In a New York Times op-ed earlier this week, where Khosrowshahi proposed a new law that would force companies including Uber to pay into benefits funds for drivers, he made a similar argument. Khosrowshahi said that “drivers can continue to have the flexibility they have, but they can enjoy the protections—benefits fund, an earnings standard—so that they’ve got the protections many associate with full-time work.” The op-ed also raised the specter of a very different Uber if it classified drivers as employees: expensive rides, fewer cities.
Indeed, Uber’s value proposition to investors, according to its own IPO documents, would be “adversely affected if Drivers were classified as employees instead of independent contractors” because of the threat of unionization, minimum wages, benefits, and other unconscionable costs.
Currently, Uber is facing down a major tab in numerous jurisdictions arising from its mistreatment of drivers.

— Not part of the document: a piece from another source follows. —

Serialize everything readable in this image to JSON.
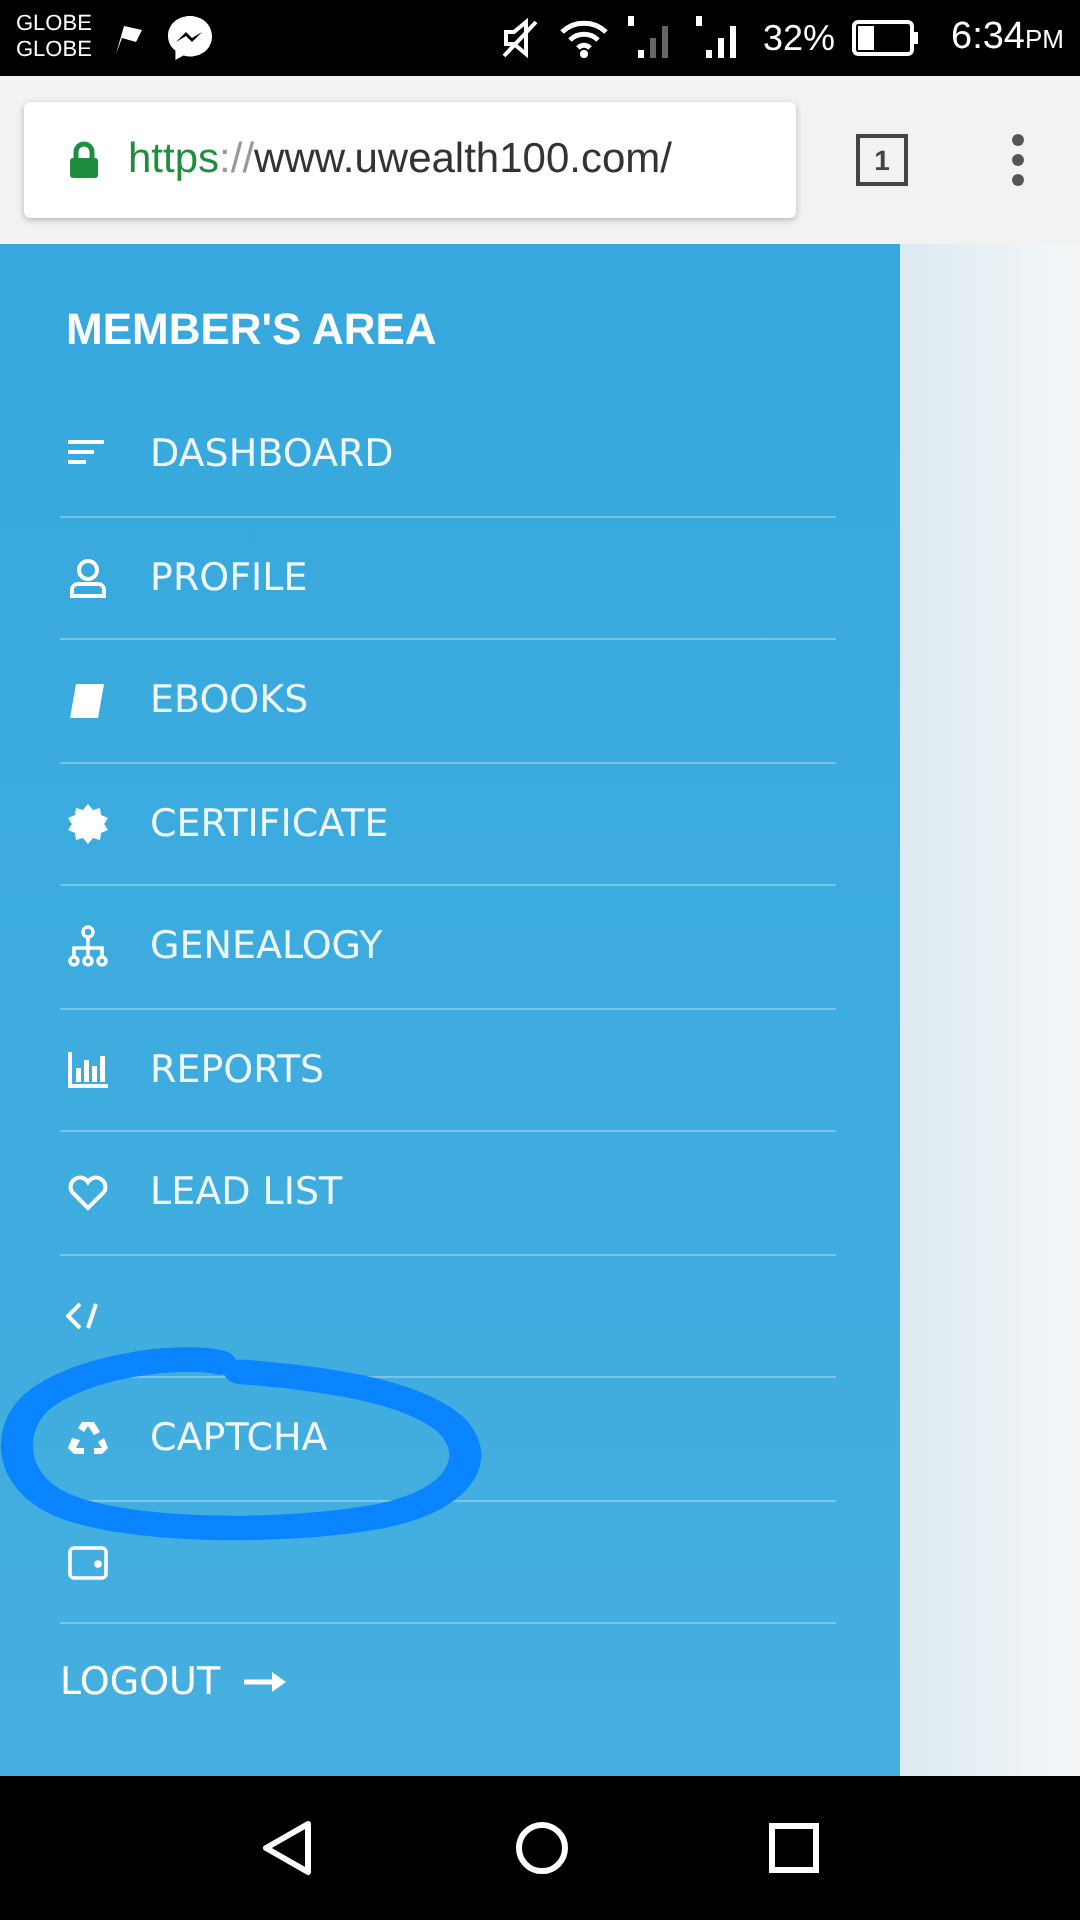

Uber already owes New Jersey $650 million for unpaid unemployment insurance taxes from 2014 to 2018. Additionally, more than 5,000 Uber and Lyft drivers in California have collectively filed over $1.3 billion in wage claims (each company burns through hundreds of thousands of drivers each year). Uber and Lyft are also estimated to owe California $413 million in unpaid state unemployment insurance taxes from 2014 to 2019.
Research has shown that Uber drivers are neither flexible nor independent, but in fact tightly surveilled and controlled by a company that experts have said is likely violating antitrust law—all contrary to Khosrowshahi’s assertions. But there is likely truth to the idea that classifying drivers as employees rather than contractors would come at a major cost to the company.
It is not as though these conditions are propping up a money-maker. Despite Uber’s ubiquity, the company has never turned a profit and burns billions of dollars annually with spending on subsidies and promotions in order to extend its reach. In a 2019 SEC filing, Uber admitted that this strategy of gaining market share even at a steep financial cost “may adversely affect [Uber’s] financial performance.”
Uber has engaged in years of heavy-handed tactics to avoid any changes to its business model, including the threat of stopping or suspending service and appealing to the public.
In 2018, Veena Dubal, Ruth Berins Collier, and Christopher Carter, co-wrote a paper detailing how Uber regularly flaunted the law by either mobilizing its apps’ users to help the company bully politicians into abandoning talk of regulation, or by simply leaving. When Austin lawmakers tried to require ride-hail drivers to get background checks, for example, Uber and Lyft put forward Proposition 1 to kill the reform—the referendum failed on May 7, and by May 9, Uber and Lyft were gone. Similar finger-printing requirements emerged in Houston and San Antonio. In Houston, Uber accepted the regulation before threatening to leave—it stayed once lobbying successfully overturned the decision. In San Antonio, Uber outright left in protest of the fingerprinting requirement, but returned as the city made fingerprinting optional.
It’s worth noting that Uber has had years to plan for re-classifying its drivers. Drivers have technically been employees since 2018’s Dynamex decision, and AB5 merely codified that California Supreme Court ruling.
While the goal of Uber’s PR push is to demonstrate its value to the public and to push back against re-classifying its drivers, ultimately, it reminds us that merely existing hurts the company and following the law just might kill it.
When Motherboard reached out to Uber for comment about its plans to restructure if the appeal failed, a spokesperson directed us to a motion Uber filed asking for a stay on the injunction to allow Uber a few weeks to seek its appeal.